Perhaps you're saying to yourself, "God has promised me forgiveness whenever I reform; I'm secure. I read the divine Scripture: 'In the day that the wicked turns away from his wickedness and does what is lawful and right, I will forget all his iniquities'" (Ezekiel 18:21-22). I'm secure then—whenever I reform, God will give me pardon for my evil deeds.
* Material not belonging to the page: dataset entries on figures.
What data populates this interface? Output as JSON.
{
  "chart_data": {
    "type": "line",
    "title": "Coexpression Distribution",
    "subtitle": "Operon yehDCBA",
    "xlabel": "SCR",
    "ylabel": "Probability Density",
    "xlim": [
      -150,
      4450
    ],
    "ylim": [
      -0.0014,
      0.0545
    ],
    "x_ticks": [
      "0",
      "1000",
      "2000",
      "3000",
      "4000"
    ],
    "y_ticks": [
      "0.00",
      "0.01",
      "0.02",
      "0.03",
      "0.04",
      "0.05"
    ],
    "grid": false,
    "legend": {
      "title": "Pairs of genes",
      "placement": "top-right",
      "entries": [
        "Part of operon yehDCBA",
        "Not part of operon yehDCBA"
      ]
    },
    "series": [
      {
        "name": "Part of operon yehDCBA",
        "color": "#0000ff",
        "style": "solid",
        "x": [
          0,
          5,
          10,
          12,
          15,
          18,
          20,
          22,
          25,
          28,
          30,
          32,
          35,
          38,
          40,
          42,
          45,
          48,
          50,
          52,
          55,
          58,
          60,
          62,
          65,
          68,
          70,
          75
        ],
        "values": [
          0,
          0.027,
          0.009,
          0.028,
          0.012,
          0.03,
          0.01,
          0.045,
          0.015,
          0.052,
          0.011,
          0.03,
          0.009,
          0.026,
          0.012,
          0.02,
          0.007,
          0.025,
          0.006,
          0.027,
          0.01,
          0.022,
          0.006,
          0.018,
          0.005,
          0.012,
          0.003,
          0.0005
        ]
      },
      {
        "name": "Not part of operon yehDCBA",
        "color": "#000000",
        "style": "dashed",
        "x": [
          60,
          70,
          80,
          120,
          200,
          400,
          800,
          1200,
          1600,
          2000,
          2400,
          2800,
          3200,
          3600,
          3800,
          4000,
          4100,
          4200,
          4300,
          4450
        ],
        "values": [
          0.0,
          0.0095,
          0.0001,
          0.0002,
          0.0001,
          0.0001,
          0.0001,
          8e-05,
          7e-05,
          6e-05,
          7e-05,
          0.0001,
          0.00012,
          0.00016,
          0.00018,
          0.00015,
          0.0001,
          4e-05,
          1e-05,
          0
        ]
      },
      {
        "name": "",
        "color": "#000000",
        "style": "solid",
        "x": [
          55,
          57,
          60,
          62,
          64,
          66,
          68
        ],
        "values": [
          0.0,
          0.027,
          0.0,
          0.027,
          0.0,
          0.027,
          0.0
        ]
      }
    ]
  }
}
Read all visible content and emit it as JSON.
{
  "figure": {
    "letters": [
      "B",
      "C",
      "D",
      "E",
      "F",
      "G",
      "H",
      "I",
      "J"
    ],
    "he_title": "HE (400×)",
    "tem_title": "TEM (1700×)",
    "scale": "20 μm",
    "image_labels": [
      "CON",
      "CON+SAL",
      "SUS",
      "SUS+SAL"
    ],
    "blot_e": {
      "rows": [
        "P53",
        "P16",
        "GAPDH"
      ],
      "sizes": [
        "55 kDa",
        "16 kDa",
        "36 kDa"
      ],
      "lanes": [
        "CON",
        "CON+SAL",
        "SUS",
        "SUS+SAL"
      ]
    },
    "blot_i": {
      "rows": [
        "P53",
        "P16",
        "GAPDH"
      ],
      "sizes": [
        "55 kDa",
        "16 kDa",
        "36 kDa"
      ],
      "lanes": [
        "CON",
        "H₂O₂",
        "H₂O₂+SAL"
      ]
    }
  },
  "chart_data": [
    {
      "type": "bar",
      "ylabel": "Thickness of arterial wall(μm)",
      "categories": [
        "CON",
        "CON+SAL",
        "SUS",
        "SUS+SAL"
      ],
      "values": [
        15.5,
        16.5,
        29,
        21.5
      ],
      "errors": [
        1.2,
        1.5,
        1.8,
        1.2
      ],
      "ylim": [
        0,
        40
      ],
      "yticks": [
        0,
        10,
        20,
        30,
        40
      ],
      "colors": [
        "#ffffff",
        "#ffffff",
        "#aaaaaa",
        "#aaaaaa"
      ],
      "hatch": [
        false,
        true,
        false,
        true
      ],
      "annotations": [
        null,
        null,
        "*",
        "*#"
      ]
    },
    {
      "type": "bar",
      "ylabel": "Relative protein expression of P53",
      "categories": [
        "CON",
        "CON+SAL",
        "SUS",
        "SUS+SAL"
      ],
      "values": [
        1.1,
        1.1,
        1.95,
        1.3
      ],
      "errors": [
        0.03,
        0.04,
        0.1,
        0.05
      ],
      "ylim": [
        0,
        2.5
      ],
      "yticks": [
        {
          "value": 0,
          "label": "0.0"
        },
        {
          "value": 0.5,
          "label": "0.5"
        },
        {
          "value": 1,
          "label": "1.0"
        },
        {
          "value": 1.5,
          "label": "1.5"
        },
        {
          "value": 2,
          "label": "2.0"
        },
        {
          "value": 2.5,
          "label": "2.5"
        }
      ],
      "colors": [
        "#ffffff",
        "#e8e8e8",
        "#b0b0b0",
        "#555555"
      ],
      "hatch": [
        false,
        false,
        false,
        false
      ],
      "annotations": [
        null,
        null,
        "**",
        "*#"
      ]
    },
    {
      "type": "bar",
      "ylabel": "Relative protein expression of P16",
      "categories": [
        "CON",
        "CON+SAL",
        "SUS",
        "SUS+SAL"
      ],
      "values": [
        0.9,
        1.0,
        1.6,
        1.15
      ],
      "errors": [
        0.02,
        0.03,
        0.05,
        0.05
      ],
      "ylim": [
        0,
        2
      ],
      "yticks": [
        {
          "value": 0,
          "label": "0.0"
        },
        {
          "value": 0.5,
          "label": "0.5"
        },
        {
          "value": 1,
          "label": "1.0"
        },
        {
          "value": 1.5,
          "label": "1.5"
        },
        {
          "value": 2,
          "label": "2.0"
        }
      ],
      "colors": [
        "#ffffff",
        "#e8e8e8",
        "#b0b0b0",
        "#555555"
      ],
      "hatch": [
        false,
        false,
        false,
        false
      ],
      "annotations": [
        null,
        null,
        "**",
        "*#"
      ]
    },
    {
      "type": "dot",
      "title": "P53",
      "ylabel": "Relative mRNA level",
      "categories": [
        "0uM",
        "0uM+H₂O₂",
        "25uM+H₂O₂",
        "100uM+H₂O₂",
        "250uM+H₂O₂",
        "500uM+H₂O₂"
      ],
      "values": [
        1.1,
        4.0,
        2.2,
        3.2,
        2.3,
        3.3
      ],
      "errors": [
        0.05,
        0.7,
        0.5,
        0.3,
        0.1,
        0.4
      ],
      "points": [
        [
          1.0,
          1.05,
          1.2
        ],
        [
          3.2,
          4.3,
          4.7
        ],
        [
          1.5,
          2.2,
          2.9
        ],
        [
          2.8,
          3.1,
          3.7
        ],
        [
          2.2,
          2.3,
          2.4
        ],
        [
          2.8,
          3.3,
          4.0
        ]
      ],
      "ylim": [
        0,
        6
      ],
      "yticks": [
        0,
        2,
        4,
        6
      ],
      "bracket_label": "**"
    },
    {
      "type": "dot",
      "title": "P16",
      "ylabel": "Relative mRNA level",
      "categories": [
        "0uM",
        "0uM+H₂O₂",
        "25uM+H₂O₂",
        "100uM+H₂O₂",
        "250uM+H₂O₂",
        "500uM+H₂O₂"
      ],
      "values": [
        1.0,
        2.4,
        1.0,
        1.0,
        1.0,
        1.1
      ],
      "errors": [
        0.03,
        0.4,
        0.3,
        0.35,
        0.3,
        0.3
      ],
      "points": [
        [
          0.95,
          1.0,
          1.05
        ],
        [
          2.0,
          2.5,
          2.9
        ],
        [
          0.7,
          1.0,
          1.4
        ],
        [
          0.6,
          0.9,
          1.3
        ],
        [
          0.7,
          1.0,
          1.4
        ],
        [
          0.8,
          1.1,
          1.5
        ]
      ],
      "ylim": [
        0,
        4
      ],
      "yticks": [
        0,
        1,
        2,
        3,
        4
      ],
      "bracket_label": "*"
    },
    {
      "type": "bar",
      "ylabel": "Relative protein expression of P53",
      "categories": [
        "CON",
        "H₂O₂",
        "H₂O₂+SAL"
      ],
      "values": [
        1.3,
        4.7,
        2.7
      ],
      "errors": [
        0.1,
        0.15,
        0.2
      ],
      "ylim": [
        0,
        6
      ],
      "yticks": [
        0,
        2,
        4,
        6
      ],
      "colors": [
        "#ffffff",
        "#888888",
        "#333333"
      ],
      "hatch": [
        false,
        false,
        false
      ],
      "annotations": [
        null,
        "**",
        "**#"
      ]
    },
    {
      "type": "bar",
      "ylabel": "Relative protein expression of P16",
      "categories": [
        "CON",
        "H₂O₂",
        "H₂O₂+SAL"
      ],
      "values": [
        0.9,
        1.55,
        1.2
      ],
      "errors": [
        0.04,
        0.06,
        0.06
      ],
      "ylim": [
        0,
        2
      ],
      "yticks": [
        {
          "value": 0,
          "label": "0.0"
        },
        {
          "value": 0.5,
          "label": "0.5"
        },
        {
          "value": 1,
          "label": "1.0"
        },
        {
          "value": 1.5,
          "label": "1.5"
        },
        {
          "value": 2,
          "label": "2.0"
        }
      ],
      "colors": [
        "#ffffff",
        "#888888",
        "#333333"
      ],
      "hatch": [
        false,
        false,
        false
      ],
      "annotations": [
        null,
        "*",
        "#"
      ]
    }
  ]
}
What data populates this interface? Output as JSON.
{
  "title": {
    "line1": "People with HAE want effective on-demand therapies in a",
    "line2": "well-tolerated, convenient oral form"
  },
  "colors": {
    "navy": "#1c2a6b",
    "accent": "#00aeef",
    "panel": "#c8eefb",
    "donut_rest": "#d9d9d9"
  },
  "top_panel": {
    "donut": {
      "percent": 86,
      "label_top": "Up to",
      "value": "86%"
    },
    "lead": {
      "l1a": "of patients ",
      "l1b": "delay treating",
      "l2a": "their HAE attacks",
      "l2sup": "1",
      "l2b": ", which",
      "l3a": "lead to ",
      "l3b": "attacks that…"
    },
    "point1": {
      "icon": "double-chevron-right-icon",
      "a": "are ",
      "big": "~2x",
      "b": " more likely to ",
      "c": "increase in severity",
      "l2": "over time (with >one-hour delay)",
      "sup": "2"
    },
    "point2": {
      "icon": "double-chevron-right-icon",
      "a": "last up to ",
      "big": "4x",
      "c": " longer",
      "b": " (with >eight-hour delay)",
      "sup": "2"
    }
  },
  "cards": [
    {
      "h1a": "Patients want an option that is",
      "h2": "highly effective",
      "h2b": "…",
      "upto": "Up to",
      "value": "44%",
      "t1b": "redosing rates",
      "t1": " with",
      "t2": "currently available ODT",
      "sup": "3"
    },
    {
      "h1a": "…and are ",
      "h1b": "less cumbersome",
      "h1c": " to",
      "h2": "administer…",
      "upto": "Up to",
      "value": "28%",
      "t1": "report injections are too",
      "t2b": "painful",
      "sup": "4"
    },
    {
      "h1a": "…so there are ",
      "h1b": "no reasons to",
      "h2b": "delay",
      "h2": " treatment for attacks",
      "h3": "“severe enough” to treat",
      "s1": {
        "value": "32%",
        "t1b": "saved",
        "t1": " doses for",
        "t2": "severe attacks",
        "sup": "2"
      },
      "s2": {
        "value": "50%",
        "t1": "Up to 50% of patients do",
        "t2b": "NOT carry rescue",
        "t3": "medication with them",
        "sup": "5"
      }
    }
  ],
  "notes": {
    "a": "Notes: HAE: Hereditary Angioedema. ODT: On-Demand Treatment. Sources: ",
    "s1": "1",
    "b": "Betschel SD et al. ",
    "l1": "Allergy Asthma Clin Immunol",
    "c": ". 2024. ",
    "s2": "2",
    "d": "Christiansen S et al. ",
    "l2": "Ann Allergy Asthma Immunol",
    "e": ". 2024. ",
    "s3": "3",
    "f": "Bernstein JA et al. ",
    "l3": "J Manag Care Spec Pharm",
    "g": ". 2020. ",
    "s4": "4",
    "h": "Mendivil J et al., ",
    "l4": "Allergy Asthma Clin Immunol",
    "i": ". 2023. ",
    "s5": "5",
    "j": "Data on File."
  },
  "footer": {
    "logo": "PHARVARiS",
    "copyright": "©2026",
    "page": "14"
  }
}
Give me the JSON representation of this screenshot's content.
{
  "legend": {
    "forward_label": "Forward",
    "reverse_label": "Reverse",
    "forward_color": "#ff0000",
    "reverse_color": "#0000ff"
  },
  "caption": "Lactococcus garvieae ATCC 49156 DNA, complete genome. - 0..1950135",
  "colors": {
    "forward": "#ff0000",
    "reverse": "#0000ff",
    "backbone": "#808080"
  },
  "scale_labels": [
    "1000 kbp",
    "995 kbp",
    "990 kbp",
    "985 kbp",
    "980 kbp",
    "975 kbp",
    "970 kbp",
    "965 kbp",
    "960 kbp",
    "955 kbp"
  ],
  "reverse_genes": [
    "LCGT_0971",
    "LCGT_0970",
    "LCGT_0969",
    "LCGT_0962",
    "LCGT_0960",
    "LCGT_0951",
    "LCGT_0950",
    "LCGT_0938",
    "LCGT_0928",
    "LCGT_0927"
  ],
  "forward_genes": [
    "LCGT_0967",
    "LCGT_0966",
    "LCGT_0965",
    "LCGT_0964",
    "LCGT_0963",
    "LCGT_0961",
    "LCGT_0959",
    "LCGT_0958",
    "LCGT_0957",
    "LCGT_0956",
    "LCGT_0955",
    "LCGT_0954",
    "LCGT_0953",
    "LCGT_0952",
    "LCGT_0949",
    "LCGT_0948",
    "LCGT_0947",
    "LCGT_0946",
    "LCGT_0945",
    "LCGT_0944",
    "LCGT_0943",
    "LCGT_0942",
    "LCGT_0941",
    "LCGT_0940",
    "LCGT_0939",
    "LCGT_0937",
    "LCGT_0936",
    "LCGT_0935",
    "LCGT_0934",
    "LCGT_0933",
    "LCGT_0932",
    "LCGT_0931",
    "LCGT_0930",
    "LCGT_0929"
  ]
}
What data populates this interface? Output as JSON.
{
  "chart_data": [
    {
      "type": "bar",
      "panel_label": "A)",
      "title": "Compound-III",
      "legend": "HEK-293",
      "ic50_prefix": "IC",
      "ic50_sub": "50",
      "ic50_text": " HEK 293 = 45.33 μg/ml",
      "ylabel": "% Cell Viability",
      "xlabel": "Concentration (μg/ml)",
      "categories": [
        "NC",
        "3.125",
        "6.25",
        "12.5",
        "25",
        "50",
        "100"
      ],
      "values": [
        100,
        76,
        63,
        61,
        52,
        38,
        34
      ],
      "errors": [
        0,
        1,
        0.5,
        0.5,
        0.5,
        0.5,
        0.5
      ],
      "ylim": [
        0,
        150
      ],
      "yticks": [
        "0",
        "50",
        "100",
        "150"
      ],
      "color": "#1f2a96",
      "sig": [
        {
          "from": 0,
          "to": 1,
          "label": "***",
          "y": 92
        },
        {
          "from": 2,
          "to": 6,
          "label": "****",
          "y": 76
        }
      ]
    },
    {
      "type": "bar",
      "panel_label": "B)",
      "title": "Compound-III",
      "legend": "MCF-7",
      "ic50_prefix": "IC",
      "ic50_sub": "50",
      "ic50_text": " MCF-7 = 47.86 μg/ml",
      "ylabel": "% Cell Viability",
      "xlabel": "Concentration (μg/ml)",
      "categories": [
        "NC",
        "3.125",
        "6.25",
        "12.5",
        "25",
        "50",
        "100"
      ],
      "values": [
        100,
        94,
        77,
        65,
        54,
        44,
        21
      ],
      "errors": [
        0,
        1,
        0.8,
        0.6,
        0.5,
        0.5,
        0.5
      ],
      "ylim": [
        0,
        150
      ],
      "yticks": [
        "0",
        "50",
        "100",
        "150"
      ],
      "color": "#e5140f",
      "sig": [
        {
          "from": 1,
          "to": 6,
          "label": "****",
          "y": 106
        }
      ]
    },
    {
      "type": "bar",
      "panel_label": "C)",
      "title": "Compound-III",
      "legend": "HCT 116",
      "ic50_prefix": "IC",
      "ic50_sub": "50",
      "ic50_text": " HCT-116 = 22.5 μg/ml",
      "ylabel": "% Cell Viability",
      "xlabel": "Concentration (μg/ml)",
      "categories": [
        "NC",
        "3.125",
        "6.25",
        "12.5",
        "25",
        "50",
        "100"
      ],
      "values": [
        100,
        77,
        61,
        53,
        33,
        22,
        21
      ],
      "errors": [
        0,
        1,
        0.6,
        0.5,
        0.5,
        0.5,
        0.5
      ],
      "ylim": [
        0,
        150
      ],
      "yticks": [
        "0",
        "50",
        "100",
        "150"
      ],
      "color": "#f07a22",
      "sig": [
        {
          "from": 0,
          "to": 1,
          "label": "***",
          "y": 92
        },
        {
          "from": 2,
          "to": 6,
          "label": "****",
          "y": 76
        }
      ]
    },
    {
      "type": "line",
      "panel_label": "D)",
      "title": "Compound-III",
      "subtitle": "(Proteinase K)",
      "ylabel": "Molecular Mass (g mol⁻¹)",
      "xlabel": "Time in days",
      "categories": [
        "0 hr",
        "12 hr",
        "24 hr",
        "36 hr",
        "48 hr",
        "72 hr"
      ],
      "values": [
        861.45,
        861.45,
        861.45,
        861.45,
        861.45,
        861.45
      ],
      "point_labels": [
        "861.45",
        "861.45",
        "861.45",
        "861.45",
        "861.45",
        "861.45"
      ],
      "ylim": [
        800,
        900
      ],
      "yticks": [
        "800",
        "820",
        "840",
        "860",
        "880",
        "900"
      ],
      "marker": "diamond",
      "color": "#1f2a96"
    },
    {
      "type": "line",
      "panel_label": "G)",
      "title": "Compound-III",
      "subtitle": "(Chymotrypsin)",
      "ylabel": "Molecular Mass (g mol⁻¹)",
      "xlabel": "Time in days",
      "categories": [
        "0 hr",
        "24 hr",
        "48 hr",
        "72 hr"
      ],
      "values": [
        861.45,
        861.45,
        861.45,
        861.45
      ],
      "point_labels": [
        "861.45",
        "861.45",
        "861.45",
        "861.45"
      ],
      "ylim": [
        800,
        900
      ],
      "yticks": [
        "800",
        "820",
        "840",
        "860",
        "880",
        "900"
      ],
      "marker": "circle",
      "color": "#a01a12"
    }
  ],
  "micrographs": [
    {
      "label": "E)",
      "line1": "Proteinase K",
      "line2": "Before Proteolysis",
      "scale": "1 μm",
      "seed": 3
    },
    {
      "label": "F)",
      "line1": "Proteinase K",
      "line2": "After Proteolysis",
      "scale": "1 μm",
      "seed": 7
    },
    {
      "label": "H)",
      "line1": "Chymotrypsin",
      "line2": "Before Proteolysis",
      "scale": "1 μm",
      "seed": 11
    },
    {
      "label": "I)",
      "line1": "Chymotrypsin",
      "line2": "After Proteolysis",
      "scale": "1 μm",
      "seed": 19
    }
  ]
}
What can I say to this? Should I speak against God? Should I tell God not to give pardon? Should I say this isn't written, or that God hasn't promised this? If I said any of these things, I would be lying. You speak well and truly: God has promised pardon when you reform—I can't deny it. But tell me, please—where you read that you'll receive pardon if you reform, can you also read how long you have to live? You admit, "I can't read that there." You don't know how long you have to live. Reform yourself and always be ready. Don't fear the last day like a thief who will break into your house while you sleep, but wake up and reform today.

Why put it off until tomorrow? If your life is going to be long, let it be both long and good. No one delays a good dinner just because it will be a lengthy one, so why would you want a long but evil life? Surely if it's to be long, it's better if it's good. If it's to be short, it's good that its goodness lasts as long as possible.

But people neglect their lives to such a degree that they're unwilling to have anything bad except their lives. You buy a farm, and you want a good one. You want to marry a wife, and you choose a good one. You want children to be born, and you long for good ones. You bargain for shoes, and you don't want bad ones. Yet you love a bad life. How has your life offended you, that among all your good things, you alone should be bad?

15. So then, my brothers, if I wanted to rebuke any of you individually in private, perhaps he would listen to me. I rebuke many of you now in public; everyone praises me, but may some of you actually heed me! I have no love for someone who praises me with his voice but despises me in his heart. When you praise but don't reform yourself, you testify against yourself. If you're bad but pleased with what I say, be displeased with yourself. If you're displeased with yourself as being bad, when you reform, you'll be pleased with yourself—which, if I'm not mistaken, I mentioned the day before yesterday.

In all my words, I set a mirror before you. These aren't my words; I speak at the Lord's command. I'm restrained by His warnings from keeping silent. For who would rather choose silence and not give an account for you? But now I've taken up the burden, and I can't and shouldn't shake it off my shoulders.

When the Epistle to the Hebrews was being read, brothers, you heard: "Obey those who rule over you, and submit yourselves, for they watch out for your souls, as those who must give account, that they may do so with joy and not with grief, for that would be unprofitable for you" (Hebrews 13:17).

When do we do it with joy? When we see people making progress in God's words. When does a field worker labor with joy? When he looks at the tree and sees the fruit, when he looks at the field and sees the prospect of an abundant harvest. When he sees that he hasn't labored in vain, hasn't bent his back, bruised his hands, and endured the cold and heat for nothing. This is what the verse means: "That they may do so with joy and not with grief, for that would be unprofitable for you."

Did it say "unprofitable for them"? No. It said, "unprofitable for you." For when those set over you are saddened by your evil deeds, it benefits them—their very sadness benefits them—but it's unprofitable for you. We don't wish for anything to benefit us that would harm you. Let's do good together in the Lord's field, brothers, so that we may rejoice together at the reward.